From the Guidelines
To start an insulin drip, first gather necessary supplies including regular insulin, IV solution (typically 0.9% sodium chloride), an infusion pump, and blood glucose monitoring equipment, and prepare the solution by adding 100 units of regular insulin to 100 mL of 0.9% sodium chloride, creating a concentration of 1 unit/mL, as recommended by the most recent guidelines 1. The initial steps in starting an insulin drip involve calculating the initial rate based on the patient's weight, typically using a common starting dose of 0.05-0.1 units/kg/hour, or using a standardized protocol, and then connecting the IV to the patient through a dedicated line or port to prevent interference with other medications.
Key Considerations
- The solution should be primed to ensure insulin reaches the patient immediately upon starting the infusion.
- Blood glucose levels should be monitored frequently, typically every hour initially, then adjusting to every 2-4 hours once stable.
- The infusion rate should be adjusted according to the facility's protocol based on blood glucose readings, taking into account the patient's glycemic fluctuations and insulin dose, as emphasized in the guidelines 1.
- Regular insulin is used for IV infusions because of its quick onset and short duration of action, allowing for rapid titration.
- It is crucial to have dextrose solution available to treat hypoglycemia and to document all glucose readings, insulin rates, and any rate adjustments made during the infusion, as highlighted in the standards of care for diabetes management 1.
Protocol Administration
Intravenous insulin infusions should be administered using validated written or computerized protocols that allow for predefined adjustments in the insulin infusion rate, as recommended by the American Diabetes Association standards of medical care in diabetes 1.

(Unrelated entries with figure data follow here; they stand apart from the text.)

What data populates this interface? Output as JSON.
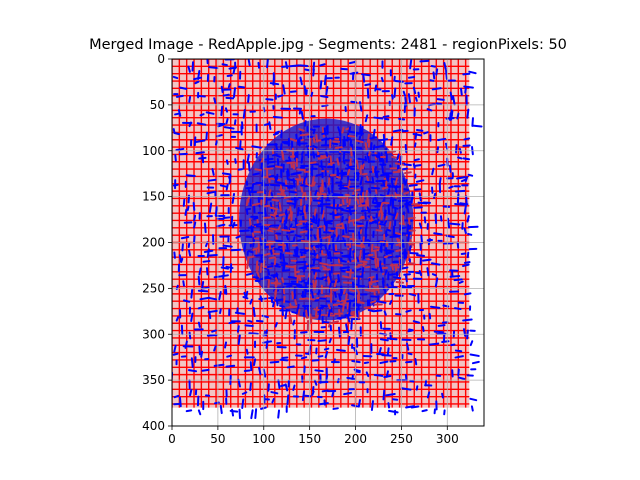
{
  "chart_data": {
    "type": "image",
    "title": "Merged Image - RedApple.jpg - Segments: 2481 - regionPixels: 50",
    "xlabel": "",
    "ylabel": "",
    "xlim": [
      0,
      340
    ],
    "ylim": [
      400,
      0
    ],
    "y_axis_inverted": true,
    "grid": true,
    "image_extent": {
      "x": [
        0,
        324
      ],
      "y": [
        0,
        380
      ]
    },
    "object": {
      "label": "apple",
      "cx": 168,
      "cy": 175,
      "rx": 95,
      "ry": 110
    },
    "x_ticks": [
      0,
      50,
      100,
      150,
      200,
      250,
      300
    ],
    "y_ticks": [
      0,
      50,
      100,
      150,
      200,
      250,
      300,
      350,
      400
    ],
    "x_tick_labels": [
      "0",
      "50",
      "100",
      "150",
      "200",
      "250",
      "300"
    ],
    "y_tick_labels": [
      "0",
      "50",
      "100",
      "150",
      "200",
      "250",
      "300",
      "350",
      "400"
    ],
    "segment_grid_step": 8,
    "colors": {
      "background": "#f2c4c4",
      "object_fill": "#1a1acc",
      "boundary_red": "#ff0000",
      "boundary_blue": "#0000ff",
      "gridline": "#b0b0b0"
    }
  }
}
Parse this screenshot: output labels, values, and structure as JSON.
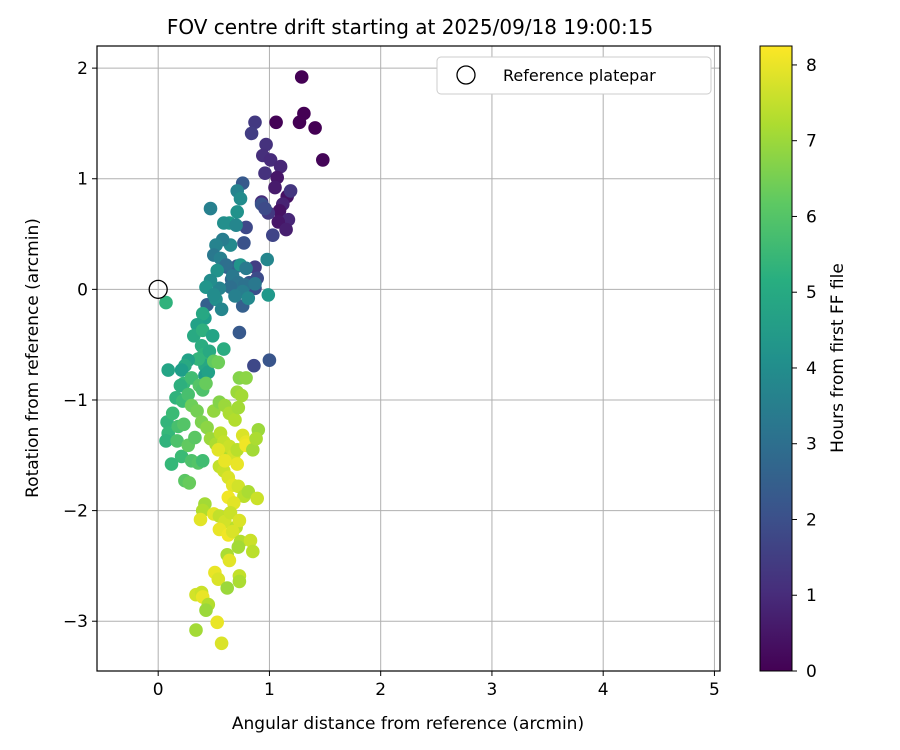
{
  "chart_data": {
    "type": "scatter",
    "title": "FOV centre drift starting at 2025/09/18 19:00:15",
    "xlabel": "Angular distance from reference (arcmin)",
    "ylabel": "Rotation from reference (arcmin)",
    "xlim": [
      -0.55,
      5.05
    ],
    "ylim": [
      -3.45,
      2.2
    ],
    "xticks": [
      0,
      1,
      2,
      3,
      4,
      5
    ],
    "yticks": [
      2,
      1,
      0,
      -1,
      -2,
      -3
    ],
    "xtick_labels": [
      "0",
      "1",
      "2",
      "3",
      "4",
      "5"
    ],
    "ytick_labels": [
      "2",
      "1",
      "0",
      "−1",
      "−2",
      "−3"
    ],
    "grid": true,
    "legend": {
      "position": "top-right",
      "entries": [
        "Reference platepar"
      ]
    },
    "colorbar": {
      "label": "Hours from first FF file",
      "range": [
        0,
        8.25
      ],
      "ticks": [
        0,
        1,
        2,
        3,
        4,
        5,
        6,
        7,
        8
      ],
      "colormap": "viridis"
    },
    "reference_point": {
      "x": 0,
      "y": 0
    },
    "points": [
      {
        "x": 1.29,
        "y": 1.92,
        "t": 0.0
      },
      {
        "x": 1.31,
        "y": 1.59,
        "t": 0.0
      },
      {
        "x": 1.27,
        "y": 1.51,
        "t": 0.0
      },
      {
        "x": 1.41,
        "y": 1.46,
        "t": 0.0
      },
      {
        "x": 1.06,
        "y": 1.51,
        "t": 0.05
      },
      {
        "x": 1.48,
        "y": 1.17,
        "t": 0.1
      },
      {
        "x": 0.87,
        "y": 1.51,
        "t": 1.4
      },
      {
        "x": 0.84,
        "y": 1.41,
        "t": 1.5
      },
      {
        "x": 0.97,
        "y": 1.31,
        "t": 1.2
      },
      {
        "x": 0.94,
        "y": 1.21,
        "t": 1.1
      },
      {
        "x": 1.01,
        "y": 1.17,
        "t": 1.0
      },
      {
        "x": 1.1,
        "y": 1.11,
        "t": 0.9
      },
      {
        "x": 0.96,
        "y": 1.05,
        "t": 1.2
      },
      {
        "x": 1.07,
        "y": 1.01,
        "t": 0.5
      },
      {
        "x": 1.05,
        "y": 0.92,
        "t": 0.6
      },
      {
        "x": 1.16,
        "y": 0.84,
        "t": 0.4
      },
      {
        "x": 1.19,
        "y": 0.89,
        "t": 1.3
      },
      {
        "x": 1.12,
        "y": 0.77,
        "t": 0.8
      },
      {
        "x": 1.09,
        "y": 0.71,
        "t": 0.4
      },
      {
        "x": 1.17,
        "y": 0.63,
        "t": 0.9
      },
      {
        "x": 1.08,
        "y": 0.61,
        "t": 0.5
      },
      {
        "x": 0.99,
        "y": 0.69,
        "t": 1.4
      },
      {
        "x": 0.93,
        "y": 0.79,
        "t": 1.0
      },
      {
        "x": 1.03,
        "y": 0.49,
        "t": 1.7
      },
      {
        "x": 1.15,
        "y": 0.54,
        "t": 0.7
      },
      {
        "x": 0.76,
        "y": 0.96,
        "t": 2.3
      },
      {
        "x": 0.93,
        "y": 0.77,
        "t": 2.1
      },
      {
        "x": 0.96,
        "y": 0.73,
        "t": 1.9
      },
      {
        "x": 0.79,
        "y": 0.56,
        "t": 1.8
      },
      {
        "x": 0.87,
        "y": 0.2,
        "t": 1.5
      },
      {
        "x": 0.77,
        "y": 0.42,
        "t": 2.1
      },
      {
        "x": 0.71,
        "y": 0.21,
        "t": 2.4
      },
      {
        "x": 0.82,
        "y": 0.06,
        "t": 2.2
      },
      {
        "x": 0.87,
        "y": 0.01,
        "t": 2.0
      },
      {
        "x": 0.89,
        "y": 0.1,
        "t": 1.9
      },
      {
        "x": 0.76,
        "y": -0.15,
        "t": 2.5
      },
      {
        "x": 0.73,
        "y": -0.39,
        "t": 2.3
      },
      {
        "x": 0.86,
        "y": -0.69,
        "t": 1.8
      },
      {
        "x": 1.0,
        "y": -0.64,
        "t": 2.2
      },
      {
        "x": 0.62,
        "y": 0.2,
        "t": 2.6
      },
      {
        "x": 0.66,
        "y": 0.09,
        "t": 2.7
      },
      {
        "x": 0.44,
        "y": -0.14,
        "t": 2.5
      },
      {
        "x": 0.71,
        "y": 0.89,
        "t": 3.7
      },
      {
        "x": 0.74,
        "y": 0.82,
        "t": 4.0
      },
      {
        "x": 0.71,
        "y": 0.7,
        "t": 4.2
      },
      {
        "x": 0.64,
        "y": 0.6,
        "t": 4.4
      },
      {
        "x": 0.59,
        "y": 0.6,
        "t": 4.1
      },
      {
        "x": 0.7,
        "y": 0.58,
        "t": 3.8
      },
      {
        "x": 0.65,
        "y": 0.4,
        "t": 3.9
      },
      {
        "x": 0.58,
        "y": 0.45,
        "t": 3.5
      },
      {
        "x": 0.52,
        "y": 0.4,
        "t": 3.7
      },
      {
        "x": 0.5,
        "y": 0.31,
        "t": 3.3
      },
      {
        "x": 0.56,
        "y": 0.28,
        "t": 3.6
      },
      {
        "x": 0.61,
        "y": 0.22,
        "t": 3.0
      },
      {
        "x": 0.74,
        "y": 0.22,
        "t": 4.3
      },
      {
        "x": 0.79,
        "y": 0.19,
        "t": 3.4
      },
      {
        "x": 0.98,
        "y": 0.27,
        "t": 3.8
      },
      {
        "x": 0.67,
        "y": 0.12,
        "t": 3.3
      },
      {
        "x": 0.72,
        "y": 0.06,
        "t": 3.2
      },
      {
        "x": 0.65,
        "y": 0.02,
        "t": 3.0
      },
      {
        "x": 0.78,
        "y": 0.04,
        "t": 3.1
      },
      {
        "x": 0.87,
        "y": 0.05,
        "t": 3.3
      },
      {
        "x": 0.76,
        "y": -0.02,
        "t": 3.5
      },
      {
        "x": 0.81,
        "y": -0.08,
        "t": 3.9
      },
      {
        "x": 0.69,
        "y": -0.06,
        "t": 3.6
      },
      {
        "x": 0.55,
        "y": 0.01,
        "t": 3.7
      },
      {
        "x": 0.53,
        "y": 0.17,
        "t": 4.2
      },
      {
        "x": 0.47,
        "y": 0.08,
        "t": 4.0
      },
      {
        "x": 0.43,
        "y": 0.02,
        "t": 4.3
      },
      {
        "x": 0.52,
        "y": -0.09,
        "t": 4.1
      },
      {
        "x": 0.57,
        "y": -0.18,
        "t": 3.8
      },
      {
        "x": 0.5,
        "y": -0.05,
        "t": 4.0
      },
      {
        "x": 0.47,
        "y": 0.73,
        "t": 3.6
      },
      {
        "x": 0.99,
        "y": -0.05,
        "t": 4.4
      },
      {
        "x": 0.42,
        "y": -0.26,
        "t": 4.6
      },
      {
        "x": 0.4,
        "y": -0.22,
        "t": 4.9
      },
      {
        "x": 0.35,
        "y": -0.32,
        "t": 4.7
      },
      {
        "x": 0.32,
        "y": -0.42,
        "t": 5.0
      },
      {
        "x": 0.4,
        "y": -0.37,
        "t": 5.2
      },
      {
        "x": 0.49,
        "y": -0.42,
        "t": 4.8
      },
      {
        "x": 0.39,
        "y": -0.51,
        "t": 5.1
      },
      {
        "x": 0.41,
        "y": -0.59,
        "t": 5.3
      },
      {
        "x": 0.46,
        "y": -0.56,
        "t": 5.0
      },
      {
        "x": 0.42,
        "y": -0.69,
        "t": 4.9
      },
      {
        "x": 0.36,
        "y": -0.63,
        "t": 5.4
      },
      {
        "x": 0.27,
        "y": -0.64,
        "t": 4.7
      },
      {
        "x": 0.24,
        "y": -0.69,
        "t": 5.0
      },
      {
        "x": 0.21,
        "y": -0.73,
        "t": 4.6
      },
      {
        "x": 0.09,
        "y": -0.73,
        "t": 4.8
      },
      {
        "x": 0.07,
        "y": -0.12,
        "t": 5.3
      },
      {
        "x": 0.42,
        "y": -0.78,
        "t": 4.5
      },
      {
        "x": 0.45,
        "y": -0.75,
        "t": 4.7
      },
      {
        "x": 0.59,
        "y": -0.54,
        "t": 5.1
      },
      {
        "x": 0.23,
        "y": -0.85,
        "t": 5.5
      },
      {
        "x": 0.3,
        "y": -0.8,
        "t": 5.7
      },
      {
        "x": 0.2,
        "y": -0.87,
        "t": 5.2
      },
      {
        "x": 0.16,
        "y": -0.98,
        "t": 5.3
      },
      {
        "x": 0.22,
        "y": -1.01,
        "t": 5.6
      },
      {
        "x": 0.27,
        "y": -0.95,
        "t": 5.8
      },
      {
        "x": 0.37,
        "y": -0.87,
        "t": 6.0
      },
      {
        "x": 0.4,
        "y": -0.91,
        "t": 5.9
      },
      {
        "x": 0.43,
        "y": -0.85,
        "t": 6.3
      },
      {
        "x": 0.5,
        "y": -0.65,
        "t": 6.2
      },
      {
        "x": 0.54,
        "y": -0.66,
        "t": 6.4
      },
      {
        "x": 0.73,
        "y": -0.8,
        "t": 6.7
      },
      {
        "x": 0.79,
        "y": -0.8,
        "t": 6.8
      },
      {
        "x": 0.71,
        "y": -0.93,
        "t": 7.0
      },
      {
        "x": 0.75,
        "y": -0.96,
        "t": 7.1
      },
      {
        "x": 0.08,
        "y": -1.2,
        "t": 5.4
      },
      {
        "x": 0.13,
        "y": -1.12,
        "t": 5.6
      },
      {
        "x": 0.09,
        "y": -1.3,
        "t": 5.5
      },
      {
        "x": 0.07,
        "y": -1.37,
        "t": 5.3
      },
      {
        "x": 0.18,
        "y": -1.24,
        "t": 5.8
      },
      {
        "x": 0.23,
        "y": -1.22,
        "t": 6.0
      },
      {
        "x": 0.17,
        "y": -1.37,
        "t": 5.9
      },
      {
        "x": 0.21,
        "y": -1.51,
        "t": 5.6
      },
      {
        "x": 0.12,
        "y": -1.58,
        "t": 5.5
      },
      {
        "x": 0.27,
        "y": -1.41,
        "t": 6.2
      },
      {
        "x": 0.33,
        "y": -1.34,
        "t": 6.1
      },
      {
        "x": 0.3,
        "y": -1.55,
        "t": 5.9
      },
      {
        "x": 0.36,
        "y": -1.57,
        "t": 6.0
      },
      {
        "x": 0.4,
        "y": -1.55,
        "t": 5.7
      },
      {
        "x": 0.24,
        "y": -1.73,
        "t": 6.1
      },
      {
        "x": 0.28,
        "y": -1.75,
        "t": 6.3
      },
      {
        "x": 0.3,
        "y": -1.05,
        "t": 6.4
      },
      {
        "x": 0.35,
        "y": -1.1,
        "t": 6.5
      },
      {
        "x": 0.39,
        "y": -1.2,
        "t": 6.6
      },
      {
        "x": 0.44,
        "y": -1.25,
        "t": 6.8
      },
      {
        "x": 0.5,
        "y": -1.1,
        "t": 6.9
      },
      {
        "x": 0.55,
        "y": -1.02,
        "t": 6.7
      },
      {
        "x": 0.6,
        "y": -1.05,
        "t": 7.0
      },
      {
        "x": 0.64,
        "y": -1.12,
        "t": 7.2
      },
      {
        "x": 0.69,
        "y": -1.18,
        "t": 7.3
      },
      {
        "x": 0.72,
        "y": -1.07,
        "t": 7.1
      },
      {
        "x": 0.47,
        "y": -1.35,
        "t": 7.0
      },
      {
        "x": 0.52,
        "y": -1.4,
        "t": 7.2
      },
      {
        "x": 0.56,
        "y": -1.3,
        "t": 7.4
      },
      {
        "x": 0.59,
        "y": -1.38,
        "t": 7.5
      },
      {
        "x": 0.61,
        "y": -1.47,
        "t": 7.3
      },
      {
        "x": 0.64,
        "y": -1.42,
        "t": 7.6
      },
      {
        "x": 0.68,
        "y": -1.5,
        "t": 7.7
      },
      {
        "x": 0.71,
        "y": -1.45,
        "t": 7.4
      },
      {
        "x": 0.76,
        "y": -1.32,
        "t": 7.8
      },
      {
        "x": 0.79,
        "y": -1.38,
        "t": 8.0
      },
      {
        "x": 0.79,
        "y": -1.41,
        "t": 8.1
      },
      {
        "x": 0.85,
        "y": -1.45,
        "t": 7.1
      },
      {
        "x": 0.9,
        "y": -1.27,
        "t": 7.0
      },
      {
        "x": 0.88,
        "y": -1.35,
        "t": 7.2
      },
      {
        "x": 0.55,
        "y": -1.6,
        "t": 7.5
      },
      {
        "x": 0.59,
        "y": -1.64,
        "t": 7.6
      },
      {
        "x": 0.63,
        "y": -1.7,
        "t": 7.8
      },
      {
        "x": 0.67,
        "y": -1.77,
        "t": 7.9
      },
      {
        "x": 0.72,
        "y": -1.78,
        "t": 7.7
      },
      {
        "x": 0.71,
        "y": -1.58,
        "t": 8.0
      },
      {
        "x": 0.77,
        "y": -1.87,
        "t": 7.4
      },
      {
        "x": 0.81,
        "y": -1.83,
        "t": 7.2
      },
      {
        "x": 0.63,
        "y": -1.88,
        "t": 8.1
      },
      {
        "x": 0.68,
        "y": -1.93,
        "t": 7.9
      },
      {
        "x": 0.89,
        "y": -1.89,
        "t": 7.6
      },
      {
        "x": 0.42,
        "y": -1.94,
        "t": 7.1
      },
      {
        "x": 0.4,
        "y": -2.0,
        "t": 7.3
      },
      {
        "x": 0.38,
        "y": -2.08,
        "t": 7.9
      },
      {
        "x": 0.5,
        "y": -2.03,
        "t": 7.9
      },
      {
        "x": 0.55,
        "y": -2.05,
        "t": 7.5
      },
      {
        "x": 0.6,
        "y": -2.1,
        "t": 7.7
      },
      {
        "x": 0.65,
        "y": -2.02,
        "t": 7.6
      },
      {
        "x": 0.7,
        "y": -2.15,
        "t": 7.4
      },
      {
        "x": 0.73,
        "y": -2.09,
        "t": 7.8
      },
      {
        "x": 0.55,
        "y": -2.17,
        "t": 8.0
      },
      {
        "x": 0.63,
        "y": -2.22,
        "t": 8.1
      },
      {
        "x": 0.67,
        "y": -2.19,
        "t": 7.8
      },
      {
        "x": 0.74,
        "y": -2.28,
        "t": 7.3
      },
      {
        "x": 0.72,
        "y": -2.33,
        "t": 7.1
      },
      {
        "x": 0.83,
        "y": -2.27,
        "t": 7.6
      },
      {
        "x": 0.85,
        "y": -2.37,
        "t": 7.4
      },
      {
        "x": 0.62,
        "y": -2.4,
        "t": 7.2
      },
      {
        "x": 0.64,
        "y": -2.45,
        "t": 7.9
      },
      {
        "x": 0.51,
        "y": -2.56,
        "t": 8.0
      },
      {
        "x": 0.54,
        "y": -2.62,
        "t": 7.8
      },
      {
        "x": 0.73,
        "y": -2.59,
        "t": 7.5
      },
      {
        "x": 0.73,
        "y": -2.64,
        "t": 7.2
      },
      {
        "x": 0.62,
        "y": -2.7,
        "t": 7.0
      },
      {
        "x": 0.34,
        "y": -2.76,
        "t": 7.7
      },
      {
        "x": 0.39,
        "y": -2.74,
        "t": 7.6
      },
      {
        "x": 0.4,
        "y": -2.78,
        "t": 8.0
      },
      {
        "x": 0.45,
        "y": -2.85,
        "t": 7.3
      },
      {
        "x": 0.43,
        "y": -2.9,
        "t": 7.0
      },
      {
        "x": 0.53,
        "y": -3.01,
        "t": 8.0
      },
      {
        "x": 0.34,
        "y": -3.08,
        "t": 7.1
      },
      {
        "x": 0.57,
        "y": -3.2,
        "t": 7.8
      },
      {
        "x": 0.54,
        "y": -1.45,
        "t": 7.9
      },
      {
        "x": 0.6,
        "y": -1.55,
        "t": 8.0
      }
    ]
  }
}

- These protocols should account for glycemic fluctuations and insulin dose, ensuring safe and effective management of hyperglycemia in the hospital setting.
- The use of sliding-scale insulin in the inpatient hospital setting is strongly discouraged, and instead, a basal-plus-correction insulin regimen is preferred for patients with poor oral intake or those who are receiving nothing by mouth 1.
From the FDA Drug Label
The intravenous administration of Humulin R U-100 was tested in 21 patients with type 1 diabetes The patients' usual doses of insulin were temporarily held, and blood glucose concentrations were maintained at a range of 200 – 260 mg/dL for one to three hours during a run-in phase of intravenous Humulin R U-100 followed by a 6-hour assessment phase. During the assessment phase patients received intravenous Humulin R at an initial dose of 0. 5 U/h, adjusted to maintain blood glucose concentrations near normoglycemia (100 to 160 mg/dL).
To start an insulin drip, the initial dose of intravenous Humulin R U-100 is 0.5 U/h, adjusted to maintain blood glucose concentrations near normoglycemia (100 to 160 mg/dL) 2.
- The dose may need to be adjusted based on the patient's response and blood glucose levels.
- It is essential to closely monitor the patient's blood glucose levels during the infusion.
From the Research
Starting an Insulin Drip
To start an insulin drip, the following steps can be considered:
- Aggressive administration of intravenous fluids with appropriate replacement of electrolytes, primarily potassium, is the first step in acute management of diabetic ketoacidosis and hyperosmolar hyperglycemic syndrome 3.
- Insulin administration, usually via an intravenous insulin infusion, is crucial in the management of diabetic ketoacidosis [(3,4)].
- The choice between low-dose and high-dose insulin therapy can be considered, with low-dose continuous insulin therapy being compared to high-dose subcutaneous and intravenous insulin therapy in the treatment of diabetic ketoacidosis 4.
- Careful monitoring by experienced physicians is needed during treatment, with common pitfalls in management including premature termination of intravenous insulin therapy and insufficient timing or dosing of subcutaneous insulin before discontinuation of intravenous insulin 3.
Key Considerations
- Management of hyperglycemic emergencies, including diabetic ketoacidosis and hyperosmolar hyperglycemic state, requires a careful hydration strategy to restore volume and improve perfusion, intravenous insulin therapy, and electrolyte monitoring [(5,6)].
- The mainstays of therapy for diabetic ketoacidosis are the administration of low-dose insulin and volume repletion 7.
- Early diagnosis and management of hyperglycemic emergencies are paramount, with treatment focusing on aggressive rehydration, insulin therapy, electrolyte replacement, and treatment of underlying precipitating events 6.